The actual nominees at the 23rd Academy Awards were:
Judy Holliday – Born Yesterday (*Winner)
All About Eve – Bette Davis
All About Eve – Anne Baxter
Sunset Boulevard – Gloria Swanson
Eleanor Parker – Caged
One major snub that definitely comes to mind is Mia Farrow for 1968’s Rosemary’s Baby. Farrow delivers a star-making performance as Rosemary Woodhouse, a young wife who’s moved into a new apartment with her husband. After having a nightmare (or was it?) that she was raped by a demon, she starts to suspect that the baby that soon grows in her belly isn’t her husband’s. Farrow was magnificent in this role, essaying a woman who could either be slowly going insane or whose child really has been fathered by a demon. It’s too bad that the Academy didn’t nominate her for her work here, for she has yet to receive a single Oscar nomination.
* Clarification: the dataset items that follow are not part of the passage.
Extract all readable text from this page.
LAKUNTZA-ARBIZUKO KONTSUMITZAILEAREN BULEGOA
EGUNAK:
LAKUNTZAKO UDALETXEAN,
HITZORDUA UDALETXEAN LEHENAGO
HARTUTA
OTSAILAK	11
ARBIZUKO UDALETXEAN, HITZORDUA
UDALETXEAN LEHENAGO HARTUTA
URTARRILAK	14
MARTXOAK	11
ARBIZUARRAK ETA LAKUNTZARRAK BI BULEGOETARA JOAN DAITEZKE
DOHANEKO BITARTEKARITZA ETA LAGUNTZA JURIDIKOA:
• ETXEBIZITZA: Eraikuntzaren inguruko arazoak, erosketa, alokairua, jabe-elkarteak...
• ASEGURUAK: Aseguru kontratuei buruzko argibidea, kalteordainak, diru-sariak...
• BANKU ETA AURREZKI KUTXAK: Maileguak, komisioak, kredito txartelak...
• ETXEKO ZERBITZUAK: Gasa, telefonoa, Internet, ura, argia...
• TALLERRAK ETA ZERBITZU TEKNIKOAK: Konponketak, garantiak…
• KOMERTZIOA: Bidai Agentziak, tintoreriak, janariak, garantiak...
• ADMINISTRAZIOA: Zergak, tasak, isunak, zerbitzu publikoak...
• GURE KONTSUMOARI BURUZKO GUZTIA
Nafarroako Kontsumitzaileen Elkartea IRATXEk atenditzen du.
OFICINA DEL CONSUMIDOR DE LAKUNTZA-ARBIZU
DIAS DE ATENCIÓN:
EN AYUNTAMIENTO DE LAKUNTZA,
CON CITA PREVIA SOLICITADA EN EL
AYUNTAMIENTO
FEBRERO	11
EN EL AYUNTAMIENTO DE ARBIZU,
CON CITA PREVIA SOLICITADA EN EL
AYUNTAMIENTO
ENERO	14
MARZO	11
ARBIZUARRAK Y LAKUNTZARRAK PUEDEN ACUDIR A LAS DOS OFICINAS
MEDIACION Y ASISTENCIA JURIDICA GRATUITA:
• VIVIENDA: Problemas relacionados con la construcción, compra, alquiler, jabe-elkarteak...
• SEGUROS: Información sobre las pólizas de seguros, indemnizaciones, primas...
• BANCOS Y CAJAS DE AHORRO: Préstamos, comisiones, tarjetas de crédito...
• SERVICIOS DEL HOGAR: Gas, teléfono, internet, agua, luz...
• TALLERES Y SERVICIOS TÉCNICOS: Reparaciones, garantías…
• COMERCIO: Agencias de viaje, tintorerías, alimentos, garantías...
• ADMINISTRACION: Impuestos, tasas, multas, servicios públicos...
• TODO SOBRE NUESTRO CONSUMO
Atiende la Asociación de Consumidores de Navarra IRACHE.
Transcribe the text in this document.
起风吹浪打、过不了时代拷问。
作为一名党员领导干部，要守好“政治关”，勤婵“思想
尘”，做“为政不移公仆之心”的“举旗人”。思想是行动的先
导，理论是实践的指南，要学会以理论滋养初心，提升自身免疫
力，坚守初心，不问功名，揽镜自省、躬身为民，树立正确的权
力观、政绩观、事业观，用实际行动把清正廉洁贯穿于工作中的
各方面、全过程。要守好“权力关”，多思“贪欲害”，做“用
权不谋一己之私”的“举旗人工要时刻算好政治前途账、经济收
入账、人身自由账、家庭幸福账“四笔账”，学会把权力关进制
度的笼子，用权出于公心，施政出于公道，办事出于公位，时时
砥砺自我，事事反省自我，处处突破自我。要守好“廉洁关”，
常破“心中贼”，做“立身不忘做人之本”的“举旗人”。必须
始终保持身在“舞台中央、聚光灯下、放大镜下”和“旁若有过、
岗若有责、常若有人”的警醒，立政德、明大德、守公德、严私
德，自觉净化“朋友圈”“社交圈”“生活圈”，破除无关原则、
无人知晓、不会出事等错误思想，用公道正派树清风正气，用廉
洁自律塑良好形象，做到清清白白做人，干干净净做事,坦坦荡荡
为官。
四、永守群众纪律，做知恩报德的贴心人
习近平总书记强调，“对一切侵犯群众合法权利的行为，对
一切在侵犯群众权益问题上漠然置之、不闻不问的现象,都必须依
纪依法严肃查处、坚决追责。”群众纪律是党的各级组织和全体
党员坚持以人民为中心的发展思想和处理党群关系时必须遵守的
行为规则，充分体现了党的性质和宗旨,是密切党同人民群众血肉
The actual nominees at the 41st Academy Awards were:
Funny Girl – Barbara Streisand (*Winner-tie)
The Lion In Winter – Katharine Hepburn (*Winner-tie)
The Subject Was Roses – Patricia Neal
Isadora – Vanessa Redgrave
Rachel, Rachel – Joanne Woodward
Another major snub would be Isabelle Adjani for 1981’s Possession. Adjani turns in an incredibly shocking performance as Anna, a mother and wife who disappears for long periods of time and acts bizarrely when she’s at home. Adjani also plays Helen, the teacher of Anna’s son and a woman who is kindly and nurturing, helping Anna’s husband take care of his son. Adjani’s most memorable (and shocking) scene is a flashback where Anna is in a walkway and she suddenly has a seizure and a miscarriage (all sorts of liquids start gushing out of her). This weirdness is matched only by the creature she visits and makes love to. It’s a shame she wasn’t nominated for her work here. Adjani is a two-time nominee (2 Actress nods for 1975’s The Story of Adele H and 1988’s Camille Claudel).
The actual nominees at the 54th Academy Awards were:
On Golden Pond – Katharine Hepburn (*Winner)
Reds – Diane Keaton
Only When I Laugh – Marsha Mason
Atlantic City – Susan Sarandon
The French Lieutenant’s Woman – Meryl Streep
One final major snub would be Pam Grier for 1997’s Jackie Brown. Grier gives a career-reviving performance as Jackie Brown, a flight attendant who also smuggles money for a gun runner. When she’s caught by the police, she makes a deal with the ATF to double-cross the gun runner, but she also comes up with a plan with a bail bondsman to double-cross the ATF so that she winds up with the money. Grier was excellent throughout, capturing both of Jackie’s tough and vulnerable sides. It’s too bad the Academy didn’t nominate this terrific work, for Grier has yet to receive a single Oscar nod.
The actual nominees at the 70th Academy Awards were:
As Good As It Gets – Helen Hunt (*Winner)
Titanic – Kate Winslet
The Wings of the Dove – Helena Bonham Carter
Afterglow – Julie Christie
Mrs. Brown – Judi Dench
Other actresses that were considered include Linda Hamilton for 1991’s Terminator 2: Judgment Day, Michelle Pfeiffer for 1992’s Batman Returns, and Zoe Saldana for 2009’s Avatar.